Planning for the Future Today
You might be thinking that it’s crazy to open retirement accounts for kids when your own retirement is under funded. Don’t stop reading just because you don’t understand the benefits of saving for retirement for children. Saving for retirement for children is easier than you think.
As a parent, you want to give your children every opportunity for success in life. One way to do that is by helping them start saving for retirement as early as possible. Early retirement planning for children might seem like overkill, but in reality it can make your kid a multi-millionaire.
There are several different types of retirement accounts for kids, each with their own unique benefits. In this post, we’ll look at the different options and explain how to legally fund retirement accounts for kids.
In addition, starting a retirement account for your child can help them build a strong foundation for financial security in the future.
I am not a financial advisor. Please consult with a qualified financial professional to see how these ideas fit in your situation.
Time Equals Money
First, let’s talk about the benefits of starting a retirement account for your child. The power of compound interest is truly remarkable. The earlier your child starts saving, the more time their money has to grow. This means that even small contributions can add up to a significant sum over time.
If your child begins baby modeling at the age of one, they only need to contribute $163 per month in order to retire with 10 million dollars. You read that right. For only $163 per month for 65 years, your child will have contributed $127,099 and the rest is INTEREST!
The golden number I’m aiming for in my retirement account is 10 million dollars. It is commonly understood that you can withdraw 3% per year and live off the interest without ever affecting the principal. If you have a 10 million dollar nest egg you can pay yourself $300,000 per year and still always have 10 million dollars.
It might seem impossible for you to reach 10 million dollars in your account, but your minor children still have time. The additional years of compounding interest are the magic formula to changing their financial future.
In fact, if your child were to earn and contribute $500 per month from birth until 59.5 (the legal age which dispersments can be drawn from an IRA), that account could have an estimated 18 million dollars! Wait until age 65 and you’re looking at potentially over 29 million dollars!
Retirement Accounts for Kids
All funds put into a retirement account are required to be earned income. This means that your child has toin some way earn the funds based on the IRS definition. Allowance money, gifted funds, or found money are not allowed to be deposited into retirement accounts.

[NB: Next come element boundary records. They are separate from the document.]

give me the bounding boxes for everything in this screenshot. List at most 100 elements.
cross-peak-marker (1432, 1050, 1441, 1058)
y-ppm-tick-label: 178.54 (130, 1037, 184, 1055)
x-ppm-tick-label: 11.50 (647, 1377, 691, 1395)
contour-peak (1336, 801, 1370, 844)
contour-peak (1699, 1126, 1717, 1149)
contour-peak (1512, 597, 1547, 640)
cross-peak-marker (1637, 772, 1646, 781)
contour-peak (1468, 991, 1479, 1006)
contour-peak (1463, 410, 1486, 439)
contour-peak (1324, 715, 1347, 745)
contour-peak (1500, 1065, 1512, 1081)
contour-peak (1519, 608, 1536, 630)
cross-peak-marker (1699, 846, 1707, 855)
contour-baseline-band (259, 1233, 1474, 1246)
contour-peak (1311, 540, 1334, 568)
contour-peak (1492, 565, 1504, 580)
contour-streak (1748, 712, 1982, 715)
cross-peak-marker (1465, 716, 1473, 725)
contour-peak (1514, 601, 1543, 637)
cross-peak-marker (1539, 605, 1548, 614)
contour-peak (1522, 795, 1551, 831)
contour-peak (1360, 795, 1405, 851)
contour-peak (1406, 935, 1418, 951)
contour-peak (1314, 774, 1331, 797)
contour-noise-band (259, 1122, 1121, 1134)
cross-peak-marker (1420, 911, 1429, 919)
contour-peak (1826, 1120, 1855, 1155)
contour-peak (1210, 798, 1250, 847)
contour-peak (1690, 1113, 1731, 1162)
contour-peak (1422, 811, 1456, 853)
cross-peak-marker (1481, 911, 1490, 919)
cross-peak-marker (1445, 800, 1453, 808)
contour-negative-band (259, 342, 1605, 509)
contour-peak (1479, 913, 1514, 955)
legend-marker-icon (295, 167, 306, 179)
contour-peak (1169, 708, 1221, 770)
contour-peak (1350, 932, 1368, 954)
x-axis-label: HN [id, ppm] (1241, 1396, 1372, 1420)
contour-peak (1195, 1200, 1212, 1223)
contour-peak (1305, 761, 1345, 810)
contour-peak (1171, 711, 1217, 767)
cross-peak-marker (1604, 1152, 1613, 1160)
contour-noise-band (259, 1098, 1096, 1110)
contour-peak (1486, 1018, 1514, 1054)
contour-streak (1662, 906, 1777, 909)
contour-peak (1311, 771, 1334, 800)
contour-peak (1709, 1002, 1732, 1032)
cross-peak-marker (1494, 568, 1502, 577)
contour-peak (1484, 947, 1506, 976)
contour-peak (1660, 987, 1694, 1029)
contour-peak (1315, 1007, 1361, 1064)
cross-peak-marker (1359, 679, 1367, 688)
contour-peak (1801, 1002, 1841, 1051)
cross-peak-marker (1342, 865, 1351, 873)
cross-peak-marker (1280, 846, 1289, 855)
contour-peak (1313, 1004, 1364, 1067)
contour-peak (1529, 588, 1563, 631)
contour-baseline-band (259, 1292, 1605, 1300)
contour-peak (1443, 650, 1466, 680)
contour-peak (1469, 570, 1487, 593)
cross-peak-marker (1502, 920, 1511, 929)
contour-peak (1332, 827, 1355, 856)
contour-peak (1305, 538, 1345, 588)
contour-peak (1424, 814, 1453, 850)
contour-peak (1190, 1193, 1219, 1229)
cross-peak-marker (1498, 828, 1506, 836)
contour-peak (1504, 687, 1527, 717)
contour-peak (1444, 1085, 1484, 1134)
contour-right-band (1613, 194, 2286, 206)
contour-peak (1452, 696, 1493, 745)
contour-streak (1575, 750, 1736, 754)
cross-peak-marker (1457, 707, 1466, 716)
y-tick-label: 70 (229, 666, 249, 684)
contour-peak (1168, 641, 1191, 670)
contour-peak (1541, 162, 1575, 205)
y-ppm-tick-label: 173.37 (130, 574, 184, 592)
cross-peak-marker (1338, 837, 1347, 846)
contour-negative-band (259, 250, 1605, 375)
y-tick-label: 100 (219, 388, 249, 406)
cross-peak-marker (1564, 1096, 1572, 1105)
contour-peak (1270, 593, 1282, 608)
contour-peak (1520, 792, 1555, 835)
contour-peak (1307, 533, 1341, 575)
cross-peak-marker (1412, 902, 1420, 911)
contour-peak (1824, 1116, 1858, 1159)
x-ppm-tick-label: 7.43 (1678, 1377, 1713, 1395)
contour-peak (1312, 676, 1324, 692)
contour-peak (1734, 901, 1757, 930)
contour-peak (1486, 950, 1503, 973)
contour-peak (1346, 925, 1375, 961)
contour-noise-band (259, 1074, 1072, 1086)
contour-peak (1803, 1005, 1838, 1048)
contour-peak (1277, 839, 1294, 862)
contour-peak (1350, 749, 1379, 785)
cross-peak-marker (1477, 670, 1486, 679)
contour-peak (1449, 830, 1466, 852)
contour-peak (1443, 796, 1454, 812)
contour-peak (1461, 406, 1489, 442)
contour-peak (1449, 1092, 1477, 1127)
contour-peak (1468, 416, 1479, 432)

There are several types of retirement accounts available for kids. The most popular options include:
- Roth IRA: This type of account is funded with after-tax dollars, which means that contributions are not tax-deductible. However, the money in the account grows tax-free, and withdrawals in retirement are also tax-free.
- Traditional IRA: This type of account is funded with pre-tax dollars, which means that contributions may be tax-deductible. However, withdrawals in retirement are taxed as ordinary income.
- UTMA/UGMA: UTMA (Uniform Transfers to Minors Act) and UGMA (Uniform Gifts to Minors Act) accounts are custodial accounts that allow parents to transfer assets to a child without setting up a trust. These accounts are typically for a child’s education rather than retirement, however the money can be used for any purpose once the child reaches the age of majority.
Retirement Savings for Minors
As a parent, you can legally fund a retirement account for your child by encouraging them to earn income. Business owners can legally hire their own children so long as they actually work for the income.
Kids can walk dogs, create a product, baby-sit, mow lawns, have a paper route, model, or anything else their imagination comes up with. Make sure that whatever your child does, there is a paper trail and it is legal for them to engage in that work.
As you can see all over my blog and social media, my children model for my business. I hired them to actively participate in branding shoots, travel photography, and experiences while being photographed. In exchange they are compensated and those funds are directed to their ROTH IRA.
There are limits on how much you can contribute each year, but these limits are usually quite high. I won’t get overly specific in this article because the correct information changes from year to year.
I am not a financial advisor. Please consult with a qualified financial professional to see how these ideas fit in your situation.
Generational Wealth Building
Starting a retirement account for your child is a great way to help them build a strong foundation for financial security in the future. The earlier you start, the more time their money has to grow, and the greater the potential for compound interest to work in their favor.
Once investments get large enough to live off of the interest, your future generations gain freedom. They will be free to pursue their passions instead of spending time fighting for financial security. You will create an entirely new kind of legacy for your family.
Taking action on saving for retirement for children is something even generations you won’t be alive to meet, will benefit from. Start planning for their future today.